Hollywood has used the “man meets machine” plot point many, many times over the years. We have seen several incarnations of cyborgs, we have explored the emotional implications of technological advancement, and occasionally, we do get an original concept that makes us really consider what our world will look like in an A.I.-centric era. Transcendence is another attempt to get our mental wheels turning, but its pacing, performances and plot barely grease the gears.
The film stars Johnny Depp (Pirates of the Caribbean) as Dr. Will Castor, a researcher and scientist that heads efforts to further develop artificial intelligence. Will Castor is a popular and public figure who is quickly targeted and shot by a guerrilla anti-tech group called R.I.F.T.. In order to save Will, his wife Evelyn, portrayed by Rebecca Hall (Iron Man 3) and close friend Max played by Paul Bettany (The Da Vinci Code), use a program that they created called P.I.N.N. to upload Will’s consciousness. When Will goes live online, he expresses a limitless potential, as he suddenly advances intelligence efforts beyond the present day and has access to global networks. When he urges his wife that he needs more power, Evelyn is prompted to create a large facility in the middle of a desert, below an isolated town, so that he can continue to grow and share his outputs. Max on the other hand is very doubtful of this new, advanced Will, and soon joins forces with R.I.F.T. to bring Dr. Castor down.
A bulk of this story comes down to Evelyn’s desire to hold on tight to her husband, especially when his new form enhances his ability to help save the world. Physical disabilities, global poverty, and the water crisis slowly become easily solvable issues, all because of Will’s synthetic creations. As a fellow doctor/tech-advocate, it’s all Evelyn has ever dreamed of and then some because she gets to keep her husband. The problem is that she fails to differentiate between her husband and the computer program that she merged him with so that he could live on. It’s really the only emotional thread of the film and Rebecca Hall carries it well enough. Audience members will surely identify with her character’s difficulty in letting her husband go because Hall convinces you that her distorted hope is legitimate. Unfortunately, when it does waver, any belief in her character also gets thrown out the window because her changes don’t feel as natural as one would want them to feel.
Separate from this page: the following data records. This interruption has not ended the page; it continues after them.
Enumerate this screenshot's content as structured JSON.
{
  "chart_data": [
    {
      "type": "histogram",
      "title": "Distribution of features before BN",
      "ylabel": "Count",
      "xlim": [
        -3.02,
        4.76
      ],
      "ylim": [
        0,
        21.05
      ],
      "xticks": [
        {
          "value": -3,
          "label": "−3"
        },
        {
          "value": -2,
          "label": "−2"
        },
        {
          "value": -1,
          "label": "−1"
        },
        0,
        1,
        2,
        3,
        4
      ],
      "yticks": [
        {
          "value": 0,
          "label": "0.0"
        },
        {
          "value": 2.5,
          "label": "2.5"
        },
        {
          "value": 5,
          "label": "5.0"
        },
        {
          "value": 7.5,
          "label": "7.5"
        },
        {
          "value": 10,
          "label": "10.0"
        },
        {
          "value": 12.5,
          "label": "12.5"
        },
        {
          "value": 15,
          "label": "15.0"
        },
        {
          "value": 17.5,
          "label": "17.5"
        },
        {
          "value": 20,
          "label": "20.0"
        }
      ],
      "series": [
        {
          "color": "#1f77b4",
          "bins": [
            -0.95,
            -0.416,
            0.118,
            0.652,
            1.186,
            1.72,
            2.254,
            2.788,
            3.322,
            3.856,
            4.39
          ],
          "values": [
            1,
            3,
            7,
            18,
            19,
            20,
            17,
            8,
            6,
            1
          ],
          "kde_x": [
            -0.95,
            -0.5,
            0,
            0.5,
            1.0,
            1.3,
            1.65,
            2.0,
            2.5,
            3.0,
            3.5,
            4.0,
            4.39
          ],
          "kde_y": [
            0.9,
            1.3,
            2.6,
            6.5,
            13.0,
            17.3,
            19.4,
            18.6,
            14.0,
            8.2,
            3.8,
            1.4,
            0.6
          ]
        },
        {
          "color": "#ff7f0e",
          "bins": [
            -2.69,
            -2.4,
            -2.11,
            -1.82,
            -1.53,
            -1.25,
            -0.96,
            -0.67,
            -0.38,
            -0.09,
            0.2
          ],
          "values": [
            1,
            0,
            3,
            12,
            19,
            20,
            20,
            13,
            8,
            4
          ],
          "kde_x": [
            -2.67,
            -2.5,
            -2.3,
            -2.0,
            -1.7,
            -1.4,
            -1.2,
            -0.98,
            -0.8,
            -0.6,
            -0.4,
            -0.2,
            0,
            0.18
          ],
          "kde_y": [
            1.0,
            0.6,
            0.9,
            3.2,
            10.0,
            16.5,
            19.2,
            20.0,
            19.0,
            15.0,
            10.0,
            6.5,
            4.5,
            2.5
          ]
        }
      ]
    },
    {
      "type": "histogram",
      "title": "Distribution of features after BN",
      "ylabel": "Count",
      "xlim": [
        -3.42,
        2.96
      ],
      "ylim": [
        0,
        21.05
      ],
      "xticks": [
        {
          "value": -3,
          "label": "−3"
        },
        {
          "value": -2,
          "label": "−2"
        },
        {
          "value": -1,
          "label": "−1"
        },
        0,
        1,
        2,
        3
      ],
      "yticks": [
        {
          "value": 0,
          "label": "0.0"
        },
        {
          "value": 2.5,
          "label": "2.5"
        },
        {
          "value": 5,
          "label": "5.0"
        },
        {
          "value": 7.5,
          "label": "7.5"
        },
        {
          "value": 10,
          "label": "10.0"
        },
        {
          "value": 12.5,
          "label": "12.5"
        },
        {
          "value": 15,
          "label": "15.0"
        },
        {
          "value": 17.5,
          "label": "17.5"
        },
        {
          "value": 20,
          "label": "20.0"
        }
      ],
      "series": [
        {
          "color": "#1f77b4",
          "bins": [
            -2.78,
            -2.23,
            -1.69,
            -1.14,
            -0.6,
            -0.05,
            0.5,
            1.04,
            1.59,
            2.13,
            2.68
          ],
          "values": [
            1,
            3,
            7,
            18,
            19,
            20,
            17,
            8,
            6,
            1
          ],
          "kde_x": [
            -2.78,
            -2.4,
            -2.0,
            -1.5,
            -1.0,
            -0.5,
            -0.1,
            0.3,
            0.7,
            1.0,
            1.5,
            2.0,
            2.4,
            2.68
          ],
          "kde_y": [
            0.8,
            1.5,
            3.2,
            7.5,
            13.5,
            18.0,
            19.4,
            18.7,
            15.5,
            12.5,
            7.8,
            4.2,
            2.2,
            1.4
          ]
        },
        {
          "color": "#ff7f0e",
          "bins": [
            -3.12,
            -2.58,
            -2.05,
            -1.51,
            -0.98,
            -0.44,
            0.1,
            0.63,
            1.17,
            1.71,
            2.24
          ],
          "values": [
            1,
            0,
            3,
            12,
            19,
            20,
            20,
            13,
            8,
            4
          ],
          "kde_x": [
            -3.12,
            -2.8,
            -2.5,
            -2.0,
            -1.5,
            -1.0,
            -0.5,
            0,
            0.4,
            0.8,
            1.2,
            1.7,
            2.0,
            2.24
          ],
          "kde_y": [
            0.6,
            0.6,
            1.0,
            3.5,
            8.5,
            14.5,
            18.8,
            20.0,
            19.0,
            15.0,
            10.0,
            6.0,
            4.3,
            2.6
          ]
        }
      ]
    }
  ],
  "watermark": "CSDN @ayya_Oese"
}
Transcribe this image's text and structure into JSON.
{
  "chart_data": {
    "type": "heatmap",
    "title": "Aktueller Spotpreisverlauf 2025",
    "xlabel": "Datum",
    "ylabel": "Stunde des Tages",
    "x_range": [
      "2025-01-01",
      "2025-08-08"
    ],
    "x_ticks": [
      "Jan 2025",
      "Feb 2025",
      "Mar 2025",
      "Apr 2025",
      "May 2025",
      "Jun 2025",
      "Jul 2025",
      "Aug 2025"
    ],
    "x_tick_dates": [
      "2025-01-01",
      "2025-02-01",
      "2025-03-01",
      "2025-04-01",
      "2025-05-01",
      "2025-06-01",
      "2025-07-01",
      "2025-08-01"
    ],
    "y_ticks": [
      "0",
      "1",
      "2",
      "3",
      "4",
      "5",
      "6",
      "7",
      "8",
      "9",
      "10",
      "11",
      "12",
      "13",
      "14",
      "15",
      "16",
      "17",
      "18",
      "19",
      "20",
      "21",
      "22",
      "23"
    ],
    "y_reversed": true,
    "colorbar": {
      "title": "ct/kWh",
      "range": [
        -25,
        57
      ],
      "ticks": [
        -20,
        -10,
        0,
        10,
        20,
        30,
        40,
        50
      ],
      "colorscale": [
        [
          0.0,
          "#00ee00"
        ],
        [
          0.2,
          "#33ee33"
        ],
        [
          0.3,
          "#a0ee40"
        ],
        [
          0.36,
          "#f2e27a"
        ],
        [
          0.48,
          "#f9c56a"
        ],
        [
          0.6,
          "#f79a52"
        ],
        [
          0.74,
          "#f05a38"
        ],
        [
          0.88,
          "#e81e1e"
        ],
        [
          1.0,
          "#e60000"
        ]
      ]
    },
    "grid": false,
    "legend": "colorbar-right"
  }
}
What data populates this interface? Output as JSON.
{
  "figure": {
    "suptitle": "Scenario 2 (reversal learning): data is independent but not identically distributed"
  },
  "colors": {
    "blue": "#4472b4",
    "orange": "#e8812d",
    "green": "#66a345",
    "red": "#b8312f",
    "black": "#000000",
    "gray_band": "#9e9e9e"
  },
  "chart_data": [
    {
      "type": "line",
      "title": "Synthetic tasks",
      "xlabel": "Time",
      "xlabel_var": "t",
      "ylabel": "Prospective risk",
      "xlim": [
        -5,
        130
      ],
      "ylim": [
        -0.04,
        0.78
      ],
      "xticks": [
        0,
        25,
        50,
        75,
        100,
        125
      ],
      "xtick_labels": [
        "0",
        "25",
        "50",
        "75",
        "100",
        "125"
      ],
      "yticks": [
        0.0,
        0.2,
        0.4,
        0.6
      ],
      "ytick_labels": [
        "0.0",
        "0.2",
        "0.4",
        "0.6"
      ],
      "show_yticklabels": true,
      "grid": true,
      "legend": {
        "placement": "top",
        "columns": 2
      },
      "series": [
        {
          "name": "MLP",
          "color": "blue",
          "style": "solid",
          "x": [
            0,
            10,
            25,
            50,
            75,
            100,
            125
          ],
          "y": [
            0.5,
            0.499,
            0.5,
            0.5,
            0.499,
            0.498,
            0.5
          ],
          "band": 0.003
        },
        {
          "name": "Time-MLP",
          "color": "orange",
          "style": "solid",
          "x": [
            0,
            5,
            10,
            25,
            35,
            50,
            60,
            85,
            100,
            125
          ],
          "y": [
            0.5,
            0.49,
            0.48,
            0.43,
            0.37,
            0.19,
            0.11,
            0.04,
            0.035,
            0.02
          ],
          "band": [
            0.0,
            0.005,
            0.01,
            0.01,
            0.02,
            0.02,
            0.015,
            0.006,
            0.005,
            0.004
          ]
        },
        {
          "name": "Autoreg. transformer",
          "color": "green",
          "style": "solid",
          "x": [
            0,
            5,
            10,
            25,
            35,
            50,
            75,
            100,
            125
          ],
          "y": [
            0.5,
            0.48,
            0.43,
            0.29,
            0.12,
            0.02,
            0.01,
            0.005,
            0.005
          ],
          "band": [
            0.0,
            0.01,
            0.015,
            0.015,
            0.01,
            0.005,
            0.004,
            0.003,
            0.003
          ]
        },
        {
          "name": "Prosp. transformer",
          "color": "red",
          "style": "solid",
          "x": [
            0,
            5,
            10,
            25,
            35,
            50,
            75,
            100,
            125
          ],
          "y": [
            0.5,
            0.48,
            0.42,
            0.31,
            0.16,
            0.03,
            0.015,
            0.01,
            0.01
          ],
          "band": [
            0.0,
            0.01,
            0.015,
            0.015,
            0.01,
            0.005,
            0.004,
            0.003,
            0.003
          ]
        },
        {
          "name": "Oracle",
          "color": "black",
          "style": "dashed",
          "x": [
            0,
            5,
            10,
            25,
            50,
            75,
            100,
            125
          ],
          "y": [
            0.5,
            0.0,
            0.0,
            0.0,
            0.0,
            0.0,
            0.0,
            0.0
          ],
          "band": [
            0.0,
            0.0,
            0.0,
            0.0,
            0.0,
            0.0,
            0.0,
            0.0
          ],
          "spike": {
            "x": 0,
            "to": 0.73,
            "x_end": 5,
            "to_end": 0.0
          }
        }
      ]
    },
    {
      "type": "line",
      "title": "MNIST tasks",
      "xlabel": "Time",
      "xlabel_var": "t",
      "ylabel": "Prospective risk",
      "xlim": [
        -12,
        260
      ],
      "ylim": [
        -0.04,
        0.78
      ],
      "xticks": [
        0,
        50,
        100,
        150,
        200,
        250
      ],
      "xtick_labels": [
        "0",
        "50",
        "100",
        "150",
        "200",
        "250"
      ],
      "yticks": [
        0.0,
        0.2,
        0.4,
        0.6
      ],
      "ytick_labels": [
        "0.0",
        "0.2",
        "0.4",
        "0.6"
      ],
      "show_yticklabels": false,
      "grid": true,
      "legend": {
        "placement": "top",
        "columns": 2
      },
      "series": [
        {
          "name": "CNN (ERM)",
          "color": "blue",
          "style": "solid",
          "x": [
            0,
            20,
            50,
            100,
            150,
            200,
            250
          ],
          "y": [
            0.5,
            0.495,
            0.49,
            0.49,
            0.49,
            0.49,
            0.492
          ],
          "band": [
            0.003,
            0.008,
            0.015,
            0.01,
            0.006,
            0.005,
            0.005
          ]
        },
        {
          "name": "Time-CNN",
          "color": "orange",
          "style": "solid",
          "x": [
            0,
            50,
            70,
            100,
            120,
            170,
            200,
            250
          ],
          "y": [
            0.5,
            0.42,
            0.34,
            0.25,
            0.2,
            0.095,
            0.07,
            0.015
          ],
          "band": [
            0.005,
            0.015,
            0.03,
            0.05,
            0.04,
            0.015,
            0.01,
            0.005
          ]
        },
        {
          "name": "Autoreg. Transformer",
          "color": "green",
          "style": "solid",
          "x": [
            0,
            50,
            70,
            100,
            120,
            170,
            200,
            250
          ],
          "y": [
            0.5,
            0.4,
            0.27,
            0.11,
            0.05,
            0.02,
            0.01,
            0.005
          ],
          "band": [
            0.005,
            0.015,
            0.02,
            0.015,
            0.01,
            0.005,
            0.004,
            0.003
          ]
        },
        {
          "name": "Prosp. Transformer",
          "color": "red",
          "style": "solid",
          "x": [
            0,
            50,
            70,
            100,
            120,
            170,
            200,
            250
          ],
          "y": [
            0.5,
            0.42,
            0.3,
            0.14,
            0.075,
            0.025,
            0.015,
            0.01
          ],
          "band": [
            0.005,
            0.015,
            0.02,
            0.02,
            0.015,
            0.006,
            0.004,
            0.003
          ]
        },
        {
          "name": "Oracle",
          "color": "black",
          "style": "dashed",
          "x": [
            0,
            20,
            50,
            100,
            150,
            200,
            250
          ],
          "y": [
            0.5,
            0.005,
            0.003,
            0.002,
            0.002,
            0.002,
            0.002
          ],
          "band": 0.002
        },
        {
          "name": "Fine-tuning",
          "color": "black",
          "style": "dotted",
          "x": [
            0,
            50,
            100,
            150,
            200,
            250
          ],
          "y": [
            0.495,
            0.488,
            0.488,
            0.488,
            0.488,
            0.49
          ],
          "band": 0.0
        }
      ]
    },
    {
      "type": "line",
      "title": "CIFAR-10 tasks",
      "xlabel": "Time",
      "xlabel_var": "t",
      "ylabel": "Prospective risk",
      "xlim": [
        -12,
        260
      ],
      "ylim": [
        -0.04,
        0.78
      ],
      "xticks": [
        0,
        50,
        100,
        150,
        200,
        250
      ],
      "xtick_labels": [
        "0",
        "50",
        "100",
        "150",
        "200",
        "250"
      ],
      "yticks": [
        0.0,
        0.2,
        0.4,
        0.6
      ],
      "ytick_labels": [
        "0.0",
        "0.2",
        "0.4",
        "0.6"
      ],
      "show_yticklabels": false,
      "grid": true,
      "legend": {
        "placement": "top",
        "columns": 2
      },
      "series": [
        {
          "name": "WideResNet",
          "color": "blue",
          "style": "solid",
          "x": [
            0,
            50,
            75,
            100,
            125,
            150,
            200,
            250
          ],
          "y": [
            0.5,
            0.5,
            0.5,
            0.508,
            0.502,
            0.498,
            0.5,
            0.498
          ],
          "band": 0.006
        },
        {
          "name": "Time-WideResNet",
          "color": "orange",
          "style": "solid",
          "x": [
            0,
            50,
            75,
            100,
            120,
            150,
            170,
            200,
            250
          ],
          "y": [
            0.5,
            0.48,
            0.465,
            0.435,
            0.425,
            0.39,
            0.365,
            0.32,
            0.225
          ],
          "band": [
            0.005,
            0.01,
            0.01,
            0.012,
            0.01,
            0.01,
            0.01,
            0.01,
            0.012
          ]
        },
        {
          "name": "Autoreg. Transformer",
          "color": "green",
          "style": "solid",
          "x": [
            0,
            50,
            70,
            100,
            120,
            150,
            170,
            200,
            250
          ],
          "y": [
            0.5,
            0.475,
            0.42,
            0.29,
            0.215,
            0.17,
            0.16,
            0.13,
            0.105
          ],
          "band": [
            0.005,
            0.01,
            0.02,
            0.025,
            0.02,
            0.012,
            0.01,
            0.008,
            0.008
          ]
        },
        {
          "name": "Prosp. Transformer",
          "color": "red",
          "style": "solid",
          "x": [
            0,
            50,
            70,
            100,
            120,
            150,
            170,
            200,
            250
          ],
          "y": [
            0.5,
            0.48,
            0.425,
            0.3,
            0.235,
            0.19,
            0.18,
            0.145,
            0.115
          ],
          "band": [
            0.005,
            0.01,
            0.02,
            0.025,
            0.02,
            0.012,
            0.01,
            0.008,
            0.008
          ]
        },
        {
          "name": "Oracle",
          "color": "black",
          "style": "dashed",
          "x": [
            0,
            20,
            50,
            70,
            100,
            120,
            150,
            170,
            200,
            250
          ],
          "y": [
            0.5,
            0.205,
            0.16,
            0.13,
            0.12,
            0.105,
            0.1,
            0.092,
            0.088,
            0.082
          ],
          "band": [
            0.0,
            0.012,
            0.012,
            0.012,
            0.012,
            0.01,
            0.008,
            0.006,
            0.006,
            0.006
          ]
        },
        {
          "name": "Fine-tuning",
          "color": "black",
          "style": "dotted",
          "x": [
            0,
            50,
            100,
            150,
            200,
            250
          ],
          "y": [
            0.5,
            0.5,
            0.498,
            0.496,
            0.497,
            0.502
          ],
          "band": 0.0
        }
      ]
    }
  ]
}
But at least she’s not as flat as her co-stars. Johnny Depp’s talents are not really used in this film as his character has little personality, regardless of whether he is a human or a digital projection. You are never completely satisfied with his love for Evelyn as you are vice-versa. Sure, you may catch a glint of excitement and possibility in his eyes whenever he actually “transcends” human and technological capabilities, but there is nothing that defines him as a compelling antagonist.
There are a lot of supporting characters played by some pretty well known people in this film, including R.I.F.T. leader Bree (Kate Mara, House of Cards), Donald, an FBI agent played by Cilian Murphy (Batman Begins), and Morgan Freeman’s Joseph, who is Will’s mentor. Mara and Murphy both represent these two key elements to the entire technological evolution debate, which are the naysayers and the policing. But instead of building these ideas into a more intricate message, they are quickly reduced to being Will and to an extent, Evelyn’s adversaries. This happens to Freeman and Bettany as well, giving them, especially the former, little purpose to the film at all. All of their combined stories end up pointlessly slowing down the entire storyline. This is especially frustrating because at the beginning, we are given a glimpse into the future, post-events of the film, so you know throughout the course of the story how it is going to end. While there are a few moments where the movie gives you something to consider, those pondering thoughts get squashed pretty easily by the pacing which begs you to ask, “Are we there yet?” more often than you ever should have to ask during a film.
At least first-time director Wally Pfister, a cinematographer who worked closely with The Batman Trilogy director Christopher Nolan , delivers some beautifully crafted visuals. Will and Evelyn’s sleek labs, the dilapidated school, and even the main couple’s backyard are all presented through the use of these intimate shots that capture some really lovely details, like water droplets. Pfister’s skill gives the film a really pleasant aesthetic that’s tidy and well pulled together. Sadly, the content does not nearly measure up to the image, making Transcendence more about the look and the intention rather than the actual execution.